The U.S. Food and Drug Administration’s (FDA’s) Center for Devices and Radiological Health (CDRH) has released a strategic plan aimed at improving the health and safety of women in America. In their statement, the FDA described the “need to understand the implications sex and gender present for the performance of medical devices in all individuals.”
According to the FDA, the CDRH Health of Women program is “a comprehensive, collaborative, landmark program built on the premise that both sex and gender have a considerable impact on a woman’s overall health, not just their reproductive or sexual health.”
This program, conceived in 2016, developed its first proposed strategic plan three years ago in 2019. Since then, it has been incorporating public feedback that it received to create a strategic blueprint “with patients at the heart.”
The plan has three main prongs: Sex- and Gender-Specific Analysis & Reporting, Integrated Approaches for Current & Emerging Issues Related to the Health of Women, and a Research Roadmap. These prongs will help address the historic fact that “biomedical research... has overwhelmingly been conducted in patients assigned as male at birth.”

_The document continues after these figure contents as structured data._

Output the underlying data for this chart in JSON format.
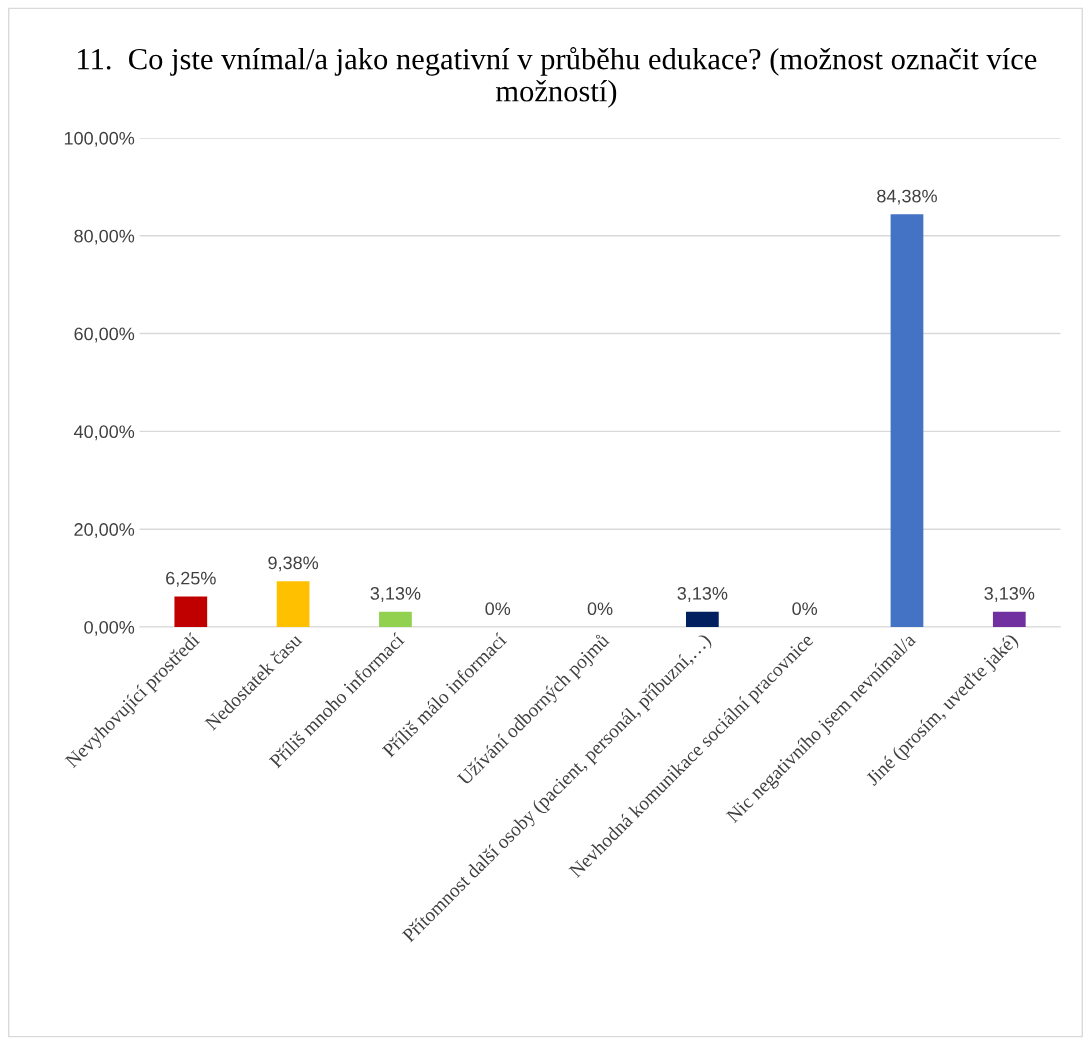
{
  "chart_data": {
    "type": "bar",
    "title": "11.  Co jste vnímal/a jako negativní v průběhu edukace? (možnost označit více možností)",
    "categories": [
      "Nevyhovující prostředí",
      "Nedostatek času",
      "Příliš mnoho informací",
      "Příliš málo informací",
      "Užívání odborných pojmů",
      "Přítomnost další osoby (pacient, personál, příbuzní,…)",
      "Nevhodná komunikace sociální pracovnice",
      "Nic negativního jsem nevnímal/a",
      "Jiné (prosím, uveďte jaké)"
    ],
    "values": [
      6.25,
      9.38,
      3.13,
      0,
      0,
      3.13,
      0,
      84.38,
      3.13
    ],
    "value_labels": [
      "6,25%",
      "9,38%",
      "3,13%",
      "0%",
      "0%",
      "3,13%",
      "0%",
      "84,38%",
      "3,13%"
    ],
    "colors": [
      "#c00000",
      "#ffc000",
      "#92d050",
      "#00b050",
      "#00b0f0",
      "#002060",
      "#ff0000",
      "#4472c4",
      "#7030a0"
    ],
    "ylim": [
      0,
      100
    ],
    "yticks": [
      {
        "value": 0,
        "label": "0,00%"
      },
      {
        "value": 20,
        "label": "20,00%"
      },
      {
        "value": 40,
        "label": "40,00%"
      },
      {
        "value": 60,
        "label": "60,00%"
      },
      {
        "value": 80,
        "label": "80,00%"
      },
      {
        "value": 100,
        "label": "100,00%"
      }
    ],
    "grid": "y",
    "legend": false
  }
}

The FDA believes that addressing this disparity and increasing representation “is crucial to understand how medical products, including medical devices, interact with individuals of different sexes and genders,” resulting in medical devices that are safer for people of all sexes and genders.
Sex- and Gender-Specific Analysis & Reporting
By increasing the availability, analysis and communication of sex- and gender-specific information for the safe and effective use of medical devices, the CDRH believes that they will better understand how certain medical devices affect women. This prong also prioritizes the optimization of CDRH practices of data collection and policies to stay up-to-date with the current scientific consensus.

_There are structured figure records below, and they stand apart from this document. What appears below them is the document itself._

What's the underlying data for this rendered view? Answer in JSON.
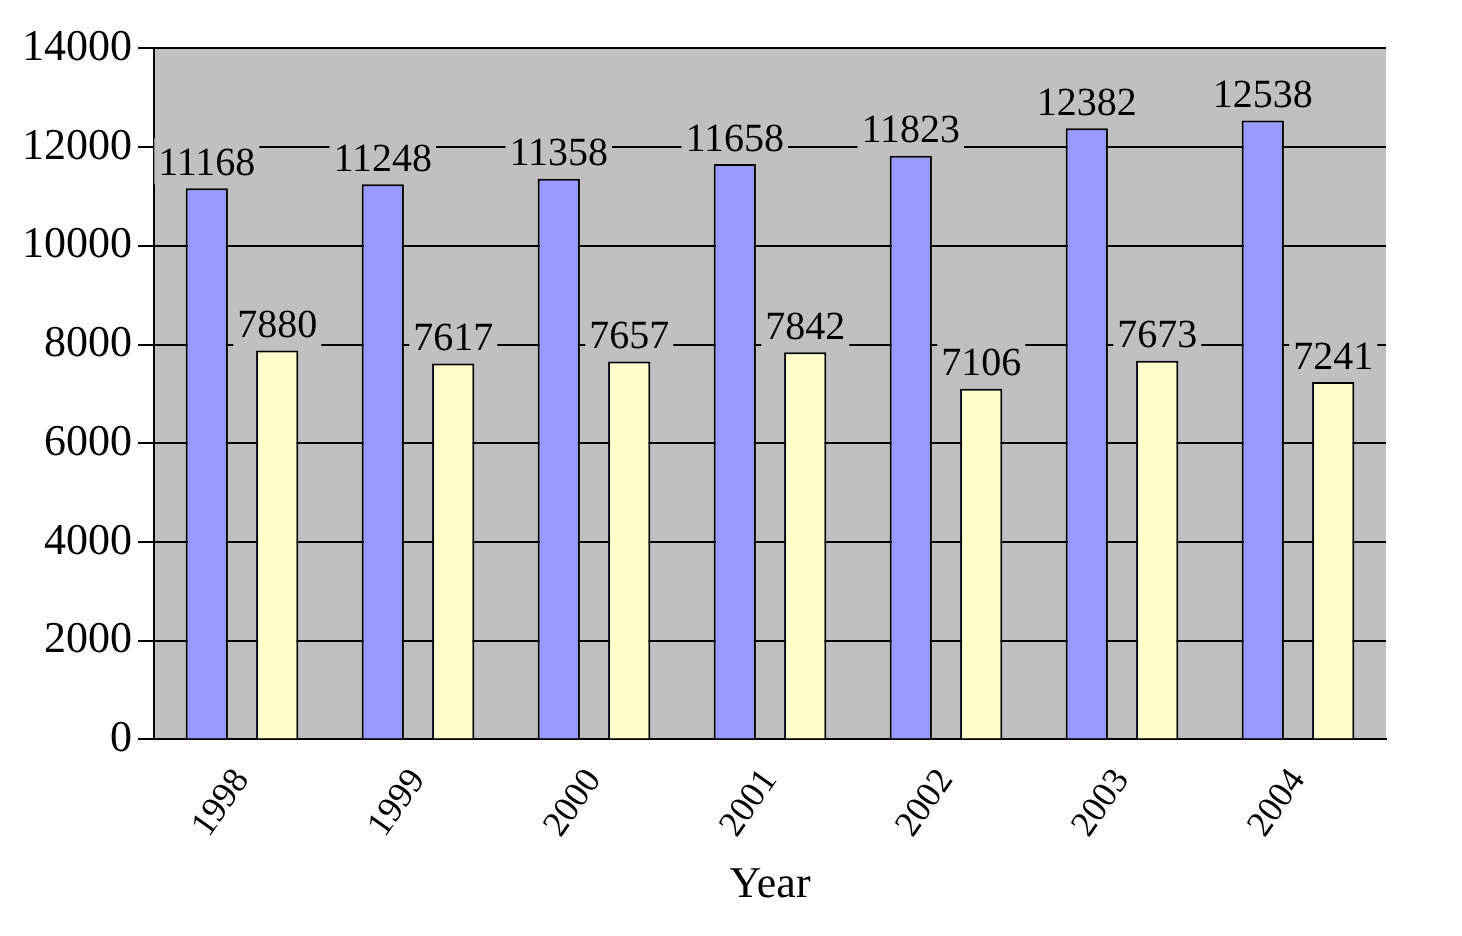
{
  "chart_data": {
    "type": "bar",
    "xlabel": "Year",
    "categories": [
      "1998",
      "1999",
      "2000",
      "2001",
      "2002",
      "2003",
      "2004"
    ],
    "series": [
      {
        "color": "#9999ff",
        "values": [
          11168,
          11248,
          11358,
          11658,
          11823,
          12382,
          12538
        ]
      },
      {
        "color": "#ffffcc",
        "values": [
          7880,
          7617,
          7657,
          7842,
          7106,
          7673,
          7241
        ]
      }
    ],
    "ylim": [
      0,
      14000
    ],
    "yticks": [
      0,
      2000,
      4000,
      6000,
      8000,
      10000,
      12000,
      14000
    ],
    "grid": "y",
    "data_labels": true,
    "legend": false
  }
}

Integrated Approaches for Current & Emerging Issues Related to the Health of Women
By taking an integrated approach for current and emerging issues with women’s health, the CDRH can explore innovative strategies, technologies and device-specific studies and develop organization-wide policies and outreach efforts to better address the health of women. These policies will aim to improve the health and quality of life for women based on the problems that they say they are facing in their daily lives.
Research Roadmap
Finally, by developing a research roadmap, the CDRH can publicly demonstrate what steps are being taken by providing an intended guide for navigating the health of women in the medical device ecosystem. This roadmap demonstrates how the CDRH plans to address identified gaps and unmet needs related to women and how the CDRH will target its resources to promote the advancement of regulatory science related to the health of women.
According to the National Institutes of Health Office of Research on Women’s Health, women have historically been excluded from clinical trials and scientific studies. This has “led to a shortage of data on how drugs affect women,” according to the NIH.
In 1993, Congress passed the NIH Revitalization Act of 1993 with a subsection titled, “Women and Minorities as Subjects in Clinical Research” to increase women’s representation in studies and clinical trials. This FDA plan continues government efforts to understand and include women’s bodies in the study of new medical devices.